Dire, come fanno alcuni giornali, che occorre elevare la cultura economica e finanziaria della popolazione perché possa fare scelte più consapevoli o che è necessario pensare a consigli di amministrazioni di imprese e banche non più formati solo da rappresentanti scelti dagli azionisti, ma anche da rappresentanti designati dalla società civile, che è indispensabile separare le banche commerciali da quelle di risparmio o che ancora una volta si devono nominare commissioni parlamentari d’inchiesta è davvero a nostro avviso di una ingenuità macroscopica.
Molti abbaiano contro la politica, accusata di non aver vigilato sulle schifezze che determinati operatori finanziari hanno messo in atto ai danni di ingenui risparmiatori e di non aver provveduto ad una regolazione decente del sistema bancario e borsistico.
Che senso ha fare simili appunti quando sappiamo bene che i governi non hanno più base democratica, ma sono espressione del potere finanziario che li sostiene e li orienta nelle decisioni?
Sappiamo che c’è chi ha provato a fare il discorso di una possibile finanza ispirata a principi innovativi provando a far nascere istituti di credito alternativi definiti “banche etiche”; conosciamo, tuttavia, le difficoltà di una loro diffusione territoriale soprattutto nel Mezzogiorno ed anche questo è un dato che dovrebbe farci riflettere sul pensiero unico che in economia è penetrato purtroppo in quasi tutta la società civile.
Il discorso allora, a nostro avviso, deve necessariamente diventare più ampio e riguardare l’intero sistema economico e finanziario sul quale si fondano le attuali collettività.
È impossibile accettare anzitutto l’attuale globalizzazione dei mercati che, servendosi di una deregulation pressoché totale, vede in molti paesi una negazione dei diritti più elementari dei lavoratori.
L’altra cosa inaccettabile è la nuova e profonda disuguaglianza sociale generata da una sproporzione illimitata tra redditi da lavoro e quelli da capitale che ha finito per concentrare la ricchezza mondiale in pochi soggetti e provocare una povertà sempre crescente nella stragrande maggioranza della popolazione mondiale.
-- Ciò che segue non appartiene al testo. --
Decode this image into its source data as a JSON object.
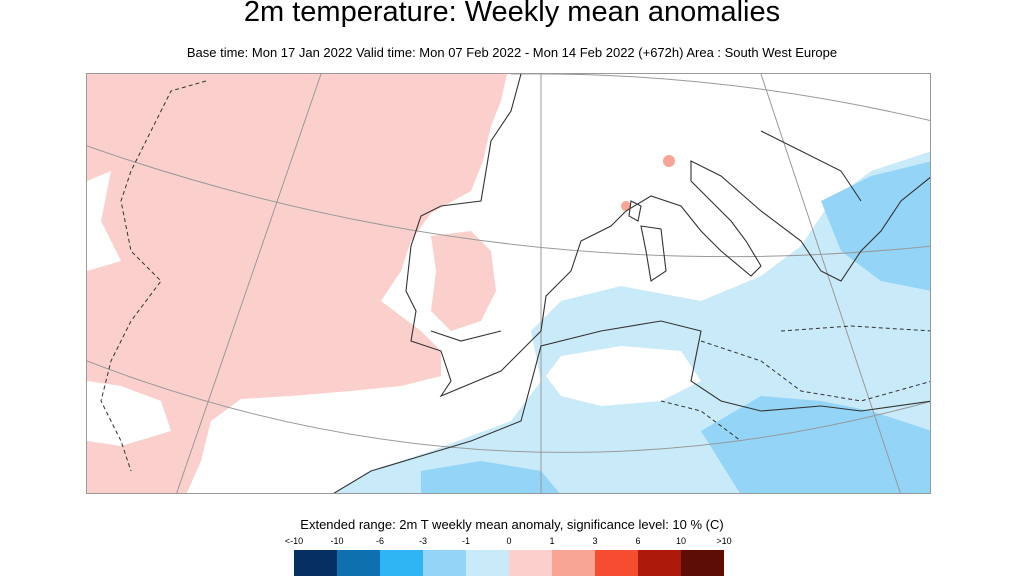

La verità è che l’economia neoliberista, che permette speculazione, profitti sconsiderati, elusione ed evasione fiscale, è marcia alla radice avendo perso le regole base del concetto di bene comune che talune scuole di pensiero filosofico, politico e religioso hanno cercato di individuare nei valori della condivisione, della giustizia sociale, della fraternità e dell’eguaglianza.
A noi pare che il neoliberismo sia profondamente deteriorato sul piano antropologico in quanto percorso da un’amoralità dilagante che non è indifferenza alle regole, ma un sistema di comportamento disumano profondamente voluto ed imposto alla società.
Parliamo di banche, di profitti e di risparmio.
Siamo consapevoli che in Italia migliaia di famiglie conoscono solo la parola povertà?
Al di là, allora, delle soluzioni provvisorie sopra elencate che attraversano in questi giorni gli editoriali di molti giornali, noi crediamo che certamente occorra porre un argine ai disastri che il mondo finanziario sta provocando tra il silenzio complice di molte istituzioni, ma siamo anche convinti che bisogna ricostruire un tessuto sociale dove il rapporto tra gli esseri umani si misura mettendo al primo posto le necessità delle persone piuttosto che quelle delle banche e delle imprese.
Ricostruiremo un’economia dal volto umano solo quando ci convinceremo che la persona è superiore al denaro.
È allora che potrà finire l’egoismo di chi sceglie la ricchezza, essendo disposto per essa anche a distruggere nella dignità il proprio simile.